The ChatGPT translation on the right is a total nothingburger, it loses all feeling.

swayvil 7 days ago||
Surveillance is our overlords's favorite thing. And AI makes it 1000x better. So good luck banning it.

Ultimately it's one of those arms races. The culture that surveills its population most intensely wins.

throwaway106382 7 days ago|
Unless it’s banned worldwide by every country by binding treaty this this will never work.

Banning it just in USA leaves you wide open to be defeated by China, Russia, etc….

Like it or not it’s a mutually assured destruction arms race.

AI is the new nuclear bomb.

rightbyte 7 days ago||
So your hypothesis is that the surveillance state is some sort of necessity that brings an great edge?
martin-t 7 days ago||
While real nukes still work.

What bad thing exactly happens if China wins? What does winning even mean? They can't invade because nukes.

Can they manipulate elections? Yes, so we'll do the opposite of the great firewall and block them from the internet. Block their citizens from entering physically, too.
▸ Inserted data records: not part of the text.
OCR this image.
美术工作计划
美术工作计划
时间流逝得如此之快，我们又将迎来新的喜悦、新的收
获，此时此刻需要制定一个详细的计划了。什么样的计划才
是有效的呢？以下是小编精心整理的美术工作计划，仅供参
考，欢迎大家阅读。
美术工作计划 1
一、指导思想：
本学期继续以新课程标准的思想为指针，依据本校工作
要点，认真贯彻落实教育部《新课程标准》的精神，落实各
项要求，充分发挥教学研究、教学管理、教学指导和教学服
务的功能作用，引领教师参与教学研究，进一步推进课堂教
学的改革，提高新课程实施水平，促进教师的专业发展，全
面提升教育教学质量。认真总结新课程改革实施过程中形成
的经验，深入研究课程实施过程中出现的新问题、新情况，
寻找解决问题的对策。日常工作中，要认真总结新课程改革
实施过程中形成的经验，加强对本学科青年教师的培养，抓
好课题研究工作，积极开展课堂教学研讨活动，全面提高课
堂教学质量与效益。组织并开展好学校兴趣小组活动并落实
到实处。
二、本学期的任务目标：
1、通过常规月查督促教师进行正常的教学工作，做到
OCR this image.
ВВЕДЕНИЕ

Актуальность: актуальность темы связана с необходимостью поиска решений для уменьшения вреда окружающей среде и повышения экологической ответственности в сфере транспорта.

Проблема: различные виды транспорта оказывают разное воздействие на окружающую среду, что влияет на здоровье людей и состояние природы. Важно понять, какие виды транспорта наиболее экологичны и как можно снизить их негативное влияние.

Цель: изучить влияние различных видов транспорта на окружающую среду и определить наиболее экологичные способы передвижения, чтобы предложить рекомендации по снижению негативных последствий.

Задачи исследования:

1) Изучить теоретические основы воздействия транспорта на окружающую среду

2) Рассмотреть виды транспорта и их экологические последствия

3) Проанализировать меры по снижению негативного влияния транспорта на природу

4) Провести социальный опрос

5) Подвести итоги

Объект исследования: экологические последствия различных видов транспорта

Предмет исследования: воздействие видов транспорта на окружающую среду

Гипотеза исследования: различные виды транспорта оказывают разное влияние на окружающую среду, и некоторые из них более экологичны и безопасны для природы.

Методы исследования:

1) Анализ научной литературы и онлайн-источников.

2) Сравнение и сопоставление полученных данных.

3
We should be doing this anyway, given China is known to force them to spy for them.

fragmede 7 days ago||
If China gets to ASI first, the nukes won't matter.
UncleMeat 7 days ago|||
"Don't worry, things will be good if the amoral megacorporations and ascendant fascist government in the US gets there first" is not my idea of a good time.
martin-t 7 days ago||||
ASI doesn't change physics.

Perun has a very good explanation why defending against nukes is impossible to do economically compared to just having more nukes and mutually assured destruction: https://www.youtube.com/watch?v=CpFhNXecrb4

fragmede 7 days ago||
Who said anything about economically?
martin-t 6 days ago||
Any potential ASI would still be limited by raw resources and even if you assume all work would be done by robots, somebody would still have to build those robots first. Such a ramp up in production would give everyone else time to build their own ASIs or strike first.
mrob 6 days ago|||
If any country gets ASI first, nukes won't matter. For an ASI, most tasks are more reliably accomplished with all biological life dead. Making a safe ASI is vastly more difficult than the default option of letting it kill everything, so the default will be attempted first.
martin-t 6 days ago||
There's two interpretations of the parent comment:

1) China will get ASI and use it to beat everyone else (militarily or economically). In my reply, I argue we shouldn't race China because even if ASI is achieved and China gets it first, there's nothing they can do quickly enough that we wouldn't be able to build ASI second or nuke them if we couldn't catch up and it became clear they went to become a global dictatorship.

2) China will get ASI, it'll go out of control and kill everyone. In that case, I argue even more that we shouldn't race China but instead deescalate and stop the race.

BTW even in the second case, it would be very hard for the ASI to kill everyone quickly enough, especially those on nuclear submarines. Computers are much more vulnerable to EMPs than humans so a (series of) nuclear explosion(s) like Starfish Prime could be used to destroy all of most of its computers and give humans a fighting chance.